Lucas Puente

On the perils of extrapolationlocal regression

07 Dec 2013

The Bureau of Labor Statistics released the jobs’ numbers for the month of November and many were pleased to see the unemployment rate fall from 7.3% to 7.0%. This was seen by many as positive news and the stock market jumped as a result. 

However, not everyone viewed the news through rose colored glasses.

He makes an important point: we shouldn’t consider the jump from October to November that meaningful given that the labor market was highly distorted by the government shutdown that lasted the first two weeks of that month. By showing that employment actually dipped from September to November (according to “the household adjustment survey data adjusted to a payroll concept”), he implies that we should be actually quite worried about the labor market. 

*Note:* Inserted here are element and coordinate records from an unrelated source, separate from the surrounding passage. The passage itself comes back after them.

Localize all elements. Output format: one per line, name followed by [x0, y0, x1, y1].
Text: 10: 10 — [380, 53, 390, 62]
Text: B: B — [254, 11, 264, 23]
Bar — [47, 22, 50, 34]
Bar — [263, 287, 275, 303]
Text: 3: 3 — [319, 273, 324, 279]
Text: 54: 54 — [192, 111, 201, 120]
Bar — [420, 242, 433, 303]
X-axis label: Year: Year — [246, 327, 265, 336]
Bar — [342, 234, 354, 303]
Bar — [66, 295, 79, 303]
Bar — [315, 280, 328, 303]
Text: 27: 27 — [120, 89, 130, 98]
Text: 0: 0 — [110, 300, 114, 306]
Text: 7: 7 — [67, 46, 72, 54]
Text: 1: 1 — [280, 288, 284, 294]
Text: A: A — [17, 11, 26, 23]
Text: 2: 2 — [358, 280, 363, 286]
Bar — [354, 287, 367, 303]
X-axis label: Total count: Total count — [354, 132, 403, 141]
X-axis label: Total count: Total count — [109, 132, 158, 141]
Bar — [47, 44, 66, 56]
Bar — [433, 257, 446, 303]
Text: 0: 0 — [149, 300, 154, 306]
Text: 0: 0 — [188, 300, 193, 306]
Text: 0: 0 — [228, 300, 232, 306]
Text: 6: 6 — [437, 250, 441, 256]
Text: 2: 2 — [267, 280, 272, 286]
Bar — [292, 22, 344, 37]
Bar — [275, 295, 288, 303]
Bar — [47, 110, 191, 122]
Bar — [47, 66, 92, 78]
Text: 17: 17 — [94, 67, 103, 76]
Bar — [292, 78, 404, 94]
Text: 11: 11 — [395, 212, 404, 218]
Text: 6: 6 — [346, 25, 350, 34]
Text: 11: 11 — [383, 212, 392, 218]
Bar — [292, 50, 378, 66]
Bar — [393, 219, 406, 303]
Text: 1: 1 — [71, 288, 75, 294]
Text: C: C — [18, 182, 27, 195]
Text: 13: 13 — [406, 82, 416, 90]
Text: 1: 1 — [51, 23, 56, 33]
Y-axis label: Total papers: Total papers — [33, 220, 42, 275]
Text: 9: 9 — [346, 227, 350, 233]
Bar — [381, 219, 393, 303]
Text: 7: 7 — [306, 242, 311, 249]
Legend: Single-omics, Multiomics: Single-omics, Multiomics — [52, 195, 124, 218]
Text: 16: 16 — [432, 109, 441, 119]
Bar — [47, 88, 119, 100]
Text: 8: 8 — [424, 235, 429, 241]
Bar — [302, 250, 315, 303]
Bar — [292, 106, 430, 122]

After seeing this tweet, I set out to see if a longer pattern in the data match corroborate his conclusion. To do this, I downloaded the past 5 years of civilian employment data* from the FRED database and fit two loess (aka local regression) curves. The first (in blue) has a span*  of 1/5, while the second (in dark green) had a span of 2/5. Otherwise, the two are identical.

This subtle difference turns out to be pretty important in evaluating the November jobs report. By fitting the blue loess curve to the previous 60 months of data (September 2009 - September 2013), we predict employment of 144,127,300. Our predict using the red loess curve is 144,592,200, a difference of 464,900 jobs. Perhaps more importantly, the blue curve says the labor market is out performing our expectations, while the red curve says the opposite. This important difference can be solely attributed to seems like an unimportant or minor modeling choice. This is an lesson for all of us working in data science to remember when interpreting data.

*This data set is close but not identical to the one Wolfers uses. I was unable to find the exact data set that he did.

**The span is also known as the smoothing parameter and is represented by alpha in regression equations. A larger alpha corresponds to fewer local regressions being run, while a smaller alpha uses fewer data points to construct the smoothing curve. When alpha is equal to one (the upper bound) the loess is identical to a standard linear regression.